If it’s impossible to skip MASK, is there a way to tell it that it doesn’t need to do anything? Perhaps this is an issue with the validation step. When you don’t have data for this column, what is that lack represented as? Or is that not a scenario that happens?

As far as I understand the goal of the MASK task is to do exactly the germline information masking that in this case has already been done. Is that correct or am I missing something?

andricDu · January 11, 2017, 8:44pm

Some good news, with our testing infrastructure I can force the same stacktrace you are seeing, so we have a clear idea of what is going on.

Since we don’t have the archive that was given to you on hand, can you tell me what percentage of the rows from the TSV data have -888? If it’s some small percentage then I suggest removing those rows as according to our dictionary, those fields cannot be null (or -888) and are not valid input. http://docs.icgc.org/dictionary/viewer/#?viewMode=details&dataType=ssm_p&q=genotype

Are we right in our understanding that the data we provided was to be used for internal testing of the pipeline or did you have other use for it?

mayfielg · January 11, 2017, 9:01pm

100%. That column (and one or two others I think) are completely wiped to -888.

I know that my department head ultimately wants to have an instance of the portal running for OHSU with both OHSU data and ICGC data in it. In the long run, he would like a federated system that looks at both our data here and your data there and can query across both sites. My team has informed him that that is a conversation that needs to be had with your top people.

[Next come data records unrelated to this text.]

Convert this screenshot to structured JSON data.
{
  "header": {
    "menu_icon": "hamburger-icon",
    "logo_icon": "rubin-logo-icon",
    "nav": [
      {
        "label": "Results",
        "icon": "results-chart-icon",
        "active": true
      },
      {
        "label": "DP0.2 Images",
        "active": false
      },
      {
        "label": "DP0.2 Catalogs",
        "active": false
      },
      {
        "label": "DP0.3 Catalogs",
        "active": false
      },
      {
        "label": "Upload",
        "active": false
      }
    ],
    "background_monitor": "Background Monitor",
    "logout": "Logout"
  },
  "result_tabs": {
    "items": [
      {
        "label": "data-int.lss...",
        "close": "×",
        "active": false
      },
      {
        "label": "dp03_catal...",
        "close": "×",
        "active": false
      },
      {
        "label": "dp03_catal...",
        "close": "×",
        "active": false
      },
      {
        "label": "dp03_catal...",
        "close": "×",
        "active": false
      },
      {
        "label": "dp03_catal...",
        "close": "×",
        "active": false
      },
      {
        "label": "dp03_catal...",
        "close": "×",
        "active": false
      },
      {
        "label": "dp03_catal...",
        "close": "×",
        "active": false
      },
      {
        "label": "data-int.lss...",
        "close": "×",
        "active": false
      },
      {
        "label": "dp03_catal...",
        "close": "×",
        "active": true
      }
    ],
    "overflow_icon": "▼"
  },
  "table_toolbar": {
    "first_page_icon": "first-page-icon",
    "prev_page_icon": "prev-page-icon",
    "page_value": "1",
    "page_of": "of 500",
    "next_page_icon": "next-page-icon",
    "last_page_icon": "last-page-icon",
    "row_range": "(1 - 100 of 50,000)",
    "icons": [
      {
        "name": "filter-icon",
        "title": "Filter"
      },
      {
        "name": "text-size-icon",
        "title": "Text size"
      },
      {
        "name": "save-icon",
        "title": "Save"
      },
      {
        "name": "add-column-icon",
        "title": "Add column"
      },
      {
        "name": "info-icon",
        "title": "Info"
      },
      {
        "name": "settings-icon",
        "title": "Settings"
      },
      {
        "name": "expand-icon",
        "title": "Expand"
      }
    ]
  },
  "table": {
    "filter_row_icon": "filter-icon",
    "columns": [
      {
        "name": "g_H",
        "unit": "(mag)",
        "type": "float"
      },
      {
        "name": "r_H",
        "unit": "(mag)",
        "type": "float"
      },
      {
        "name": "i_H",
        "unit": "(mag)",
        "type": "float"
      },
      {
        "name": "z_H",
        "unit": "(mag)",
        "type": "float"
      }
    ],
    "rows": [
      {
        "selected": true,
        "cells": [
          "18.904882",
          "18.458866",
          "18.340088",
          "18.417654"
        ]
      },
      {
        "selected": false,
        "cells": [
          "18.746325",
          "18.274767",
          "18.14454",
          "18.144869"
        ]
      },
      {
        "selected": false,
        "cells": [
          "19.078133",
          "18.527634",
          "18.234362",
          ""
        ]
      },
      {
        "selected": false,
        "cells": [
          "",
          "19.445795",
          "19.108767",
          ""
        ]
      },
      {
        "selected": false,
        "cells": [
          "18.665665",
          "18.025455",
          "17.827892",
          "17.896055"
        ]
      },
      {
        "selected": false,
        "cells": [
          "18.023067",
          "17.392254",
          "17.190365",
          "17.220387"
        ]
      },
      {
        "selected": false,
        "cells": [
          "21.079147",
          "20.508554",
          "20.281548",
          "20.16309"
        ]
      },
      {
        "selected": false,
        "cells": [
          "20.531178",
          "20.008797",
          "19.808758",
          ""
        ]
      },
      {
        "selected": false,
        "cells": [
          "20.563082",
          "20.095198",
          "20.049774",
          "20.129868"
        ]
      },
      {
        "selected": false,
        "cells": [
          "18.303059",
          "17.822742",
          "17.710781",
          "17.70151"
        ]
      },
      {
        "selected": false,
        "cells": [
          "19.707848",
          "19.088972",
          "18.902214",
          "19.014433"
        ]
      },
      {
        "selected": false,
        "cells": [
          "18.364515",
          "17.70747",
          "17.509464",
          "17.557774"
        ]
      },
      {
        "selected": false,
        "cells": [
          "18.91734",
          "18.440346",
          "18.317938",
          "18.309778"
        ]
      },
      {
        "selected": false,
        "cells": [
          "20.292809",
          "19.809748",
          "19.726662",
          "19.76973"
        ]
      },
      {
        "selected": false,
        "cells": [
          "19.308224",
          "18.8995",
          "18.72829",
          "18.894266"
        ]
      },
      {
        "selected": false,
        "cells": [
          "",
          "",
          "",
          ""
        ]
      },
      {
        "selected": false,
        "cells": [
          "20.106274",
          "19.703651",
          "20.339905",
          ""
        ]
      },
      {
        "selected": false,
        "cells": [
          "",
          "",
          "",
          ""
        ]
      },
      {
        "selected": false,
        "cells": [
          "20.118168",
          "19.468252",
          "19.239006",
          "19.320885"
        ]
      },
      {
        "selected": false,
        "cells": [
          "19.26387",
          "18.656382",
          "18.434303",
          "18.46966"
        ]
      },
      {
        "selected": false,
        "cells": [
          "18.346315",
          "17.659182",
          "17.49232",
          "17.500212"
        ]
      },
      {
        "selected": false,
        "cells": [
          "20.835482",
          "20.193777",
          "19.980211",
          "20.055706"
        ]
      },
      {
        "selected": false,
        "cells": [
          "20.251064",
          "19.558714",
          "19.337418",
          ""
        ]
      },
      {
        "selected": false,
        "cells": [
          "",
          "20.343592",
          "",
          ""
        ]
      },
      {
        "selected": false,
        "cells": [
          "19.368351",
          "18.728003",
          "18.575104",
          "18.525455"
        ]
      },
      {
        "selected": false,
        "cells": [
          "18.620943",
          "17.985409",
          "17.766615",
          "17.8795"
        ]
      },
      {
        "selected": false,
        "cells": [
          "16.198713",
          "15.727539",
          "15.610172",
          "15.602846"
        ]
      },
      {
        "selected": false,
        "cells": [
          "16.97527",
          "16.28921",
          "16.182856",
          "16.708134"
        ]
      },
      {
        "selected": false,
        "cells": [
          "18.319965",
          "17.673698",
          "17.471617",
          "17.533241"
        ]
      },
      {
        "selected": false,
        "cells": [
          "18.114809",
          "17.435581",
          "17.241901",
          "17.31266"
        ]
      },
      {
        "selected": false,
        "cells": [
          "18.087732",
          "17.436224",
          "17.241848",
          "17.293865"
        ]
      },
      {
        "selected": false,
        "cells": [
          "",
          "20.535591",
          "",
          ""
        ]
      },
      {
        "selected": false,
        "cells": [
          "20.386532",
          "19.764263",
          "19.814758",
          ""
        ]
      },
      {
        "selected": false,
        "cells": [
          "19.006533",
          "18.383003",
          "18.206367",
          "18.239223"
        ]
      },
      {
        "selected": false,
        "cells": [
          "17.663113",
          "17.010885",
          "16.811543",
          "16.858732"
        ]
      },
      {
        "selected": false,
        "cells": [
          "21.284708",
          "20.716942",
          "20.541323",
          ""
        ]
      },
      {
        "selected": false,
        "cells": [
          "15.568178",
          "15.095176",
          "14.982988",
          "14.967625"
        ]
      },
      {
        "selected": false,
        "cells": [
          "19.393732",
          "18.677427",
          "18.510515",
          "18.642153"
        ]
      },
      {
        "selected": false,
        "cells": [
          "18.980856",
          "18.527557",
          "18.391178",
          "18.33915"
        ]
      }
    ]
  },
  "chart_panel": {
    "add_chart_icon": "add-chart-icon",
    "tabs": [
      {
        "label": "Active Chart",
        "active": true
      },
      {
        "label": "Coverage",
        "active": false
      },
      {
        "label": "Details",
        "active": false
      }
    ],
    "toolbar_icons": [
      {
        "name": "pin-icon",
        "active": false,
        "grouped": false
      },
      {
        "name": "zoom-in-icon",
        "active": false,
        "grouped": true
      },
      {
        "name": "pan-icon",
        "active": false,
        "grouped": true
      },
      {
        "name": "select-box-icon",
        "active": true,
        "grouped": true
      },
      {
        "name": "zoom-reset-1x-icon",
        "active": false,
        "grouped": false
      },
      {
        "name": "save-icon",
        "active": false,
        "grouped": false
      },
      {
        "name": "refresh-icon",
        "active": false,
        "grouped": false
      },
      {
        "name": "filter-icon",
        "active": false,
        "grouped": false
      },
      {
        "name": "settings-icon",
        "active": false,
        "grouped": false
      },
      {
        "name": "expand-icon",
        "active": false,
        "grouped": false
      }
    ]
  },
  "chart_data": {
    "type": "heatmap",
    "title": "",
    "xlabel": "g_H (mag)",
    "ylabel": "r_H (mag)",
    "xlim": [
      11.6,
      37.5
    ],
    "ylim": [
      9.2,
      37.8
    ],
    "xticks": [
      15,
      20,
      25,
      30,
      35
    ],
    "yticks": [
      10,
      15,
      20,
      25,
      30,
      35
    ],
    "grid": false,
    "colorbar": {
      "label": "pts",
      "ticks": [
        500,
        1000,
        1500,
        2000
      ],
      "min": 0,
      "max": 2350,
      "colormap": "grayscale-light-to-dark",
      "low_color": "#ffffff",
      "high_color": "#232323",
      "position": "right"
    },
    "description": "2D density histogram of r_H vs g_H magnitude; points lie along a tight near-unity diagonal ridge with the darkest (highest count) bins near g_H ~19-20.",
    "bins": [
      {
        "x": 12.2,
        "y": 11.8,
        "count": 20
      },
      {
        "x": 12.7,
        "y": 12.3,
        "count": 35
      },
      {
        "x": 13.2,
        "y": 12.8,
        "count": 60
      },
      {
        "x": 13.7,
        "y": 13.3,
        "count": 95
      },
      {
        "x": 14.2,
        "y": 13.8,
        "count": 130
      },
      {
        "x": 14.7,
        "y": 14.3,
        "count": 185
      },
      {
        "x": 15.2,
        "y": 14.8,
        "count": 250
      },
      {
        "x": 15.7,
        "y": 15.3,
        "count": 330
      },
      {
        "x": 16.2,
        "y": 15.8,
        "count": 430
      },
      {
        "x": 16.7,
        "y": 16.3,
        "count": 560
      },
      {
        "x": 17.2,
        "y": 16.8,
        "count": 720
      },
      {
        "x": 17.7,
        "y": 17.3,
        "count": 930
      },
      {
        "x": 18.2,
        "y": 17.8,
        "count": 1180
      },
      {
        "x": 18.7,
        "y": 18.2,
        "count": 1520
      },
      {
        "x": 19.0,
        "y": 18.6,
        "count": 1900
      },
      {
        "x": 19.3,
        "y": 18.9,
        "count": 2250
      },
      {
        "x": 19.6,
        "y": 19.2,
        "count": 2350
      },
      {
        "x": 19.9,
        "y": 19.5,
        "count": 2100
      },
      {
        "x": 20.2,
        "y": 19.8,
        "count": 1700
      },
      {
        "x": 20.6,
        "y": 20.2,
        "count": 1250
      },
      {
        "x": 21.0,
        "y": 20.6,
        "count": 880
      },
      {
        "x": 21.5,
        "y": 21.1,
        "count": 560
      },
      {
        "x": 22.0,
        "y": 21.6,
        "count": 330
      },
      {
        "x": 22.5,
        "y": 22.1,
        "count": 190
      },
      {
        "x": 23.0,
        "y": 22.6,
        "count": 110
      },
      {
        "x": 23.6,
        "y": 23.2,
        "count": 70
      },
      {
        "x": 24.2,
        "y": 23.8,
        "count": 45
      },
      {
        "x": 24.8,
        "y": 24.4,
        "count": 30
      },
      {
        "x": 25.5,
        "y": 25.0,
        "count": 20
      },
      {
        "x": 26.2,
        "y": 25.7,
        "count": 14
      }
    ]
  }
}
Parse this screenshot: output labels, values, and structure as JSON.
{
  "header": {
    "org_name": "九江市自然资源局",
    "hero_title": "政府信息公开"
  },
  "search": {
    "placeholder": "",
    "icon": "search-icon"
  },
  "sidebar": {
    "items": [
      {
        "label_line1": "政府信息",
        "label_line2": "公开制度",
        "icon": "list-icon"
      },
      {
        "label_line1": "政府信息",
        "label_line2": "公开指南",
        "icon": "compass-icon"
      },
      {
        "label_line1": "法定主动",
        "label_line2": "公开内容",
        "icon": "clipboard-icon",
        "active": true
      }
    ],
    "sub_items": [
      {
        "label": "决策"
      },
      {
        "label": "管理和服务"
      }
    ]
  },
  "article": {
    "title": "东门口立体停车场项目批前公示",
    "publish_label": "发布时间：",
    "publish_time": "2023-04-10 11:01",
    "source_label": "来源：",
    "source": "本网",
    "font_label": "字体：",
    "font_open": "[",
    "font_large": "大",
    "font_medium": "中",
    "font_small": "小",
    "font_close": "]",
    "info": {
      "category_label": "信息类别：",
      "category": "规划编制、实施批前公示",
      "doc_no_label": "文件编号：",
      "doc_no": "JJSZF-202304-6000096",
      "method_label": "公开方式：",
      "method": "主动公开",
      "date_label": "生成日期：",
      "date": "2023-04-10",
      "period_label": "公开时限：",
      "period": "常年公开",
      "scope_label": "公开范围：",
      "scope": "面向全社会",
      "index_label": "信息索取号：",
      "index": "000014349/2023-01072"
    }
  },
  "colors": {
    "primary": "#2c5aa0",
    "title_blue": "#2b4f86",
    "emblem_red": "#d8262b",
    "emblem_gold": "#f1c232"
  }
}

andricDu · January 11, 2017, 9:16pm

I see. For internal testing purposes it should be sufficient to do as you did and populate it with dummy data, though the aggregations will differ from our production data when making comparisons.

As for having access to the raw ICGC data and constructing a federated system, you are right that there need to be discussions at the top levels as to what will happen.

mayfielg · January 12, 2017, 7:03pm

Okay. Thanks for your input Dusan! Let’s continue this conversation after those management discussions have taken place.